I don’t want Microsoft or anyone designing software to operate soundly on 2 year old hardware. If MS is developing Windows 7 to perform optimally on my current mid-range Vista box they are wasting their time and wouldn’t be advancing the technology at all. When Windows 7 comes out I’d be foolish to expect it to be a better fit than XP or Vista on this hardware. The marketers need to manage expectations properly while the engineers push forward.
I absolutely do want MS to design an OS to run on a two year old machine. They will greatly expand their market if they do it right. Windows is far too bloated. Software needs to be efficient, they can’t count on people perpetually upgrading their hardware to support whatever bells and whistles MS can cram in to their latest OS. I don’t think anyone was asking for Aero.

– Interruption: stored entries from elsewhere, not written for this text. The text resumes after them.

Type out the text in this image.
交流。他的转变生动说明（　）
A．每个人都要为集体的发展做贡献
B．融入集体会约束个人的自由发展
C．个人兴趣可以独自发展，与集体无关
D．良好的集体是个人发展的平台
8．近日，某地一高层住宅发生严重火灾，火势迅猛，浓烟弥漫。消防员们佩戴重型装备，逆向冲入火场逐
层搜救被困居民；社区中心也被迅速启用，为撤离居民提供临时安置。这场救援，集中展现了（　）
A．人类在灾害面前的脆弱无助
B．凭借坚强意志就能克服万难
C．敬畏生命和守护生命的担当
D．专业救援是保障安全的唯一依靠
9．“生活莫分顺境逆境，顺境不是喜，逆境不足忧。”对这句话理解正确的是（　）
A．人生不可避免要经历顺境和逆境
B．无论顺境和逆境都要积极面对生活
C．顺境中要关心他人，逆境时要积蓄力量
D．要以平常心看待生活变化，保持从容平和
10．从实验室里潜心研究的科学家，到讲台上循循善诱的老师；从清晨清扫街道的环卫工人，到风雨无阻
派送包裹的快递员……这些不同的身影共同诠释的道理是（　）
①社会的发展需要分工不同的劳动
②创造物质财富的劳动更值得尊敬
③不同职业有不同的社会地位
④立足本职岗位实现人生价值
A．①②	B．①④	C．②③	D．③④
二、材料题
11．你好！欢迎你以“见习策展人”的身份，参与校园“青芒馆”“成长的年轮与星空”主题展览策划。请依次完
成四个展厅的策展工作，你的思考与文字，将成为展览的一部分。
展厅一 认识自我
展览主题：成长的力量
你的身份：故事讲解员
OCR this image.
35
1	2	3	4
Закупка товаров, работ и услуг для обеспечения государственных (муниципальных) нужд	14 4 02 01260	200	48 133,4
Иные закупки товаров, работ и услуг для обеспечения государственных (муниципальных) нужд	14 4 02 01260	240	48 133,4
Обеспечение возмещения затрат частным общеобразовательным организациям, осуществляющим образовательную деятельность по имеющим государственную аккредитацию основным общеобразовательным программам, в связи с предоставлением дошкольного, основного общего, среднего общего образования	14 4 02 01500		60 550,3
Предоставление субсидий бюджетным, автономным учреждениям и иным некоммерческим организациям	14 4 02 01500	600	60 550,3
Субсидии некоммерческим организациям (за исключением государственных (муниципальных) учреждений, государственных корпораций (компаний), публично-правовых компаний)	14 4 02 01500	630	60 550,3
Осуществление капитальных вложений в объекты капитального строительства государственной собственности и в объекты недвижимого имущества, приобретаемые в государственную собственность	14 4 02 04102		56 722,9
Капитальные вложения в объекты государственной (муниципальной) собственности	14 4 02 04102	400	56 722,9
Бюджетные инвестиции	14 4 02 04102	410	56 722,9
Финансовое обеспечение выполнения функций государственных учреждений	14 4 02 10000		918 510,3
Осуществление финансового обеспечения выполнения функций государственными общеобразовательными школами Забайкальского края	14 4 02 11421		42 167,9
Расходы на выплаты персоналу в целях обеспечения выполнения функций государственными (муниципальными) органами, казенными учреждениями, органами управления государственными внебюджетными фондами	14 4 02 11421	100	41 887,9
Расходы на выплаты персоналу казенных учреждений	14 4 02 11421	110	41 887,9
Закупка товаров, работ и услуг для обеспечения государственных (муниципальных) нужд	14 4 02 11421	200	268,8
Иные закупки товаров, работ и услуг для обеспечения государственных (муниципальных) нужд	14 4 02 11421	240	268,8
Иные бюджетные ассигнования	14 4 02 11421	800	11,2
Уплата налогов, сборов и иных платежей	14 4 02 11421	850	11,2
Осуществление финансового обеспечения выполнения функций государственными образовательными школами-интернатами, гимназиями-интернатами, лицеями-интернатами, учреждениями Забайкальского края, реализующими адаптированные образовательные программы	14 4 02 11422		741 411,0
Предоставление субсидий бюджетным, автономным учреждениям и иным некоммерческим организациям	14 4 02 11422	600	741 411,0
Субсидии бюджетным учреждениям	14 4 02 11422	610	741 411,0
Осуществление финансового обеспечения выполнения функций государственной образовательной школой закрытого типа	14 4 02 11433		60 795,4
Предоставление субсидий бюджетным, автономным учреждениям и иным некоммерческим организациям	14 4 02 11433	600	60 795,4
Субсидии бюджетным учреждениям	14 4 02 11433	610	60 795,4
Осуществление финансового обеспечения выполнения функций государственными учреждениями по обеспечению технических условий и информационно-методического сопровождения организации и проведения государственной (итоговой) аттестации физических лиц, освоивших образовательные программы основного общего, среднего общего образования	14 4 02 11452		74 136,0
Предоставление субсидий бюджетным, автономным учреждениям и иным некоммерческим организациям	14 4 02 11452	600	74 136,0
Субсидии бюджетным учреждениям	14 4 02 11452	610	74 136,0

Maybe make Windows easily skinnable and leave it up to third-party for those that want it, but Aero was just something that MS crammed down user’s throats. I know several non uber-geek people that reverted back to the Win2000 interface on Vista, it’s less obtrusive.
And I think a lot of people don’t want to upgrade to a new machine. After processors got up to 2.0GHz or so, I haven 't really seen a big difference since then. Dual core is definitely nice, but 100 GB of hard drive space and 1 GB of RAM have been plenty for a basic web-browsing computer for 4 or 5 years now.
But overall, the biggest thing is they need to get the bugs out. How MS could have released Vista after all that testing and it took 2 minutes to start copying a batch of files is beyond me. And it took them months to patch it.